Ia bisa juga mencoba memadu padankan berbagai benda sederhana nan biasa saja agar menghasilkan foto yang bagus.

Bukankah memang begitu seharusnya seorang fotografer? Ia harus bisa menemukan keindahan dari sebuah obyek dan bukan bergantung pada keindahan obyek.

Kalau yang terakhir yang menjadi pilihan, maka ruwetlah dunia. Bayangkan saja kalau seorang wedding photographer yang mengandalkan pada kecantikan pengantinnya supaya bisa memotret.

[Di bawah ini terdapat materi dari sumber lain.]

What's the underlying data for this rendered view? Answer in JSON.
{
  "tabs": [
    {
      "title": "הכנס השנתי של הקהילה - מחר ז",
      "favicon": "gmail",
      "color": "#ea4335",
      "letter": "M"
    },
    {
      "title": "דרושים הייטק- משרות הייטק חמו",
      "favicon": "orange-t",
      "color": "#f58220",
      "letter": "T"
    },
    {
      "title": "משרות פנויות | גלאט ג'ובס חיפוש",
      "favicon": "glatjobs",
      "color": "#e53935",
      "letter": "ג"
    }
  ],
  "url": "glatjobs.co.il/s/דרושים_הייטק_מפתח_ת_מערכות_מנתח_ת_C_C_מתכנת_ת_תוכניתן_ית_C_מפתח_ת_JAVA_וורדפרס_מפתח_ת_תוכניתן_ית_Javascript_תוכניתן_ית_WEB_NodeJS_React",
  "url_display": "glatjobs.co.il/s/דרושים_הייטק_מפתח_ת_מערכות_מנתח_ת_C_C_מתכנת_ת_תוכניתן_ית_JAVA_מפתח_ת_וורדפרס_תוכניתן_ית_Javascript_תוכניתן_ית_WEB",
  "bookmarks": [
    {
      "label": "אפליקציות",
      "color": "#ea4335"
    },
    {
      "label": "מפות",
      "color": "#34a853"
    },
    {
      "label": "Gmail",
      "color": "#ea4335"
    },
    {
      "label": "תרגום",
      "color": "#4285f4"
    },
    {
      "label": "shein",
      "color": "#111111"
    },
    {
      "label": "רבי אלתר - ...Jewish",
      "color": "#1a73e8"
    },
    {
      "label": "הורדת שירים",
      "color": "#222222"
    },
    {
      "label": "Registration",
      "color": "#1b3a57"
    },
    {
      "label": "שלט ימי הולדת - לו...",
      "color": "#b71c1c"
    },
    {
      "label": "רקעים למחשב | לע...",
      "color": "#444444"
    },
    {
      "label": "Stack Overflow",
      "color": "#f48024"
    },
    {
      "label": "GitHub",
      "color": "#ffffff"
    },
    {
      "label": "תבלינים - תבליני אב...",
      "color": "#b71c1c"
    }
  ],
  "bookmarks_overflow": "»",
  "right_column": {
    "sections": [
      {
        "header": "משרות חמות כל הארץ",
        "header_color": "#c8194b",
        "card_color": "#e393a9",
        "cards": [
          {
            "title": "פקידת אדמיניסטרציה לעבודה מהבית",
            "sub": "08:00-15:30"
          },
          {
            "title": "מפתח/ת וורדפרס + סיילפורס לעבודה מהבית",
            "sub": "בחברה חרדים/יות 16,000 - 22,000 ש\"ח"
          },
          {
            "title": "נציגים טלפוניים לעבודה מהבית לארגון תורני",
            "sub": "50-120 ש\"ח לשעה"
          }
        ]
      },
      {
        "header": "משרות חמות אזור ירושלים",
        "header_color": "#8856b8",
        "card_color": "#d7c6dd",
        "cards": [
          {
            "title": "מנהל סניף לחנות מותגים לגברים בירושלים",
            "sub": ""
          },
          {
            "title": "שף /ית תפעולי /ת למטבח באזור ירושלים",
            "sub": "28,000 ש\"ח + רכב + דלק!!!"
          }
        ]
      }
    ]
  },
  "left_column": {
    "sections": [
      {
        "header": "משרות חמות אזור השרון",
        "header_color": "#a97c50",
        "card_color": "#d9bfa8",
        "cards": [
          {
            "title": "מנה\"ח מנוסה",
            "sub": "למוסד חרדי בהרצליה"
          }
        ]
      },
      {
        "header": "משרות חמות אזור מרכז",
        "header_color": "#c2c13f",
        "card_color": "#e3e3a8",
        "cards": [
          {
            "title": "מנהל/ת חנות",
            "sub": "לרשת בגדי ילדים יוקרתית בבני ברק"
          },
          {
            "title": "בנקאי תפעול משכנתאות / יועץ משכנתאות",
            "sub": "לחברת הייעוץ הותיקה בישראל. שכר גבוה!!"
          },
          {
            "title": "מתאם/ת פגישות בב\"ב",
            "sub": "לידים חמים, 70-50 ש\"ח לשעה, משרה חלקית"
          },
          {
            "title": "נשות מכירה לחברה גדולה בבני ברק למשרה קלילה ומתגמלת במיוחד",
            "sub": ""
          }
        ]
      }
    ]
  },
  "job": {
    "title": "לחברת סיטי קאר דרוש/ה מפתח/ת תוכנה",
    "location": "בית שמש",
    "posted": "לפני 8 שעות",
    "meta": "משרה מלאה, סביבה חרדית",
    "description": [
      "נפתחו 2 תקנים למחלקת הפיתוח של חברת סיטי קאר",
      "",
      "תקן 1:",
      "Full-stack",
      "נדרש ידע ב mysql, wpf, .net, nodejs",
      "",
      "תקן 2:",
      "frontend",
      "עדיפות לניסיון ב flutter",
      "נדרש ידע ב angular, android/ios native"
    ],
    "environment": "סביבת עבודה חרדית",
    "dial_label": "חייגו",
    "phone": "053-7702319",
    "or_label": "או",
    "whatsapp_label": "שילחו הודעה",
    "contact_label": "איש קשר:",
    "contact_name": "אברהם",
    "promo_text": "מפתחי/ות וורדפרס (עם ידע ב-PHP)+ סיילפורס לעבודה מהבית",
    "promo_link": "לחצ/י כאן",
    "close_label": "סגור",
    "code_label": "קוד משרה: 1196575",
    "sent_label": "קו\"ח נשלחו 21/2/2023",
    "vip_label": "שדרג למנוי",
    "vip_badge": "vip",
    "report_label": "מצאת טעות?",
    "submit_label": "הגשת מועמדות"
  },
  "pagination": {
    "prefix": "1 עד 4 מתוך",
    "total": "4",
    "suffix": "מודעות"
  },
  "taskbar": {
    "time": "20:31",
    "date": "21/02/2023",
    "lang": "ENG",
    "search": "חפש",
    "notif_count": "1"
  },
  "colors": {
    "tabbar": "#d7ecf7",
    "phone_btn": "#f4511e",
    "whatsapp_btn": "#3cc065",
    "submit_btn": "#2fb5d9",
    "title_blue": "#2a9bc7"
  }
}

Hasilnya pasti ia tidak akan laku.

Kenapa? Ya karena tidak semua pengantin itu cantik, banyak yang sebenarnya tidak menyenangkan untuk dilihat, alias jelek meski sudah didandani.

Tugas seorang fotografer lah untuk menemukan sisi kecantikan dari si pengantin dan menampilkannya dalam foto. Bukan sekedar merekam “kecantikan” pengantinnya saja.

Memang sih, rejeki banget kalau mendapat kesempatan memotret yang cantik-cantik. Itu namanya rejeki, tetapi tidak bisa diharapkan terus menerus terjadi.

Rasanya, terkurung dalam rumah dan lingkungan kecil akan membantu pengembangan diri seorang fotografer. Ia akan dipepet oleh situasi dan hanya punya pilihan yang “jelek” dan seharusnya respon darinya adalah memutar otaknya lebih keras.

Ia harus bereksperimen dengan berbagai setting, pencahayaan, dan komposisi. Ia harus berupaya menghadirkan hal yang “unik dan menarik” dari obyek-obyek yang membosankan.

Bila hal ini terus dilakukan, ia bisa “terlepas” dari kebiasaan “berburu” kecantikan/keindahan dan menghadirkan mindset baru, “menciptakan keindahan/kecantikan”.

Pada akhirnya hal ini akan membantu banyak dalam mengembangkan diri sebagai seorang fotografer.

Semakin Biasa Obyek Foto, Semakin Baik Untuk Belajar

Paling tidak begitulah pandangan saya.

Bukan berarti saya menyukai keberadaan si Corona dan berharap ia tetap ada di muka bumi. Tetapi, toh tidak ada faedahnya berpikir buruk terus menerus. Hasilnya hanya menyusahkan hati dan diri sendiri.

Lagi pula, bukankah memang itu inti lain dari menjadi seorang fotografer? Ia harus bisa menemukan “sudut pandang” lain yang lebih enak untuk dilihat.

Dan, inilah cara saya dalam memandang pandemi yang belum kunjung usai ini.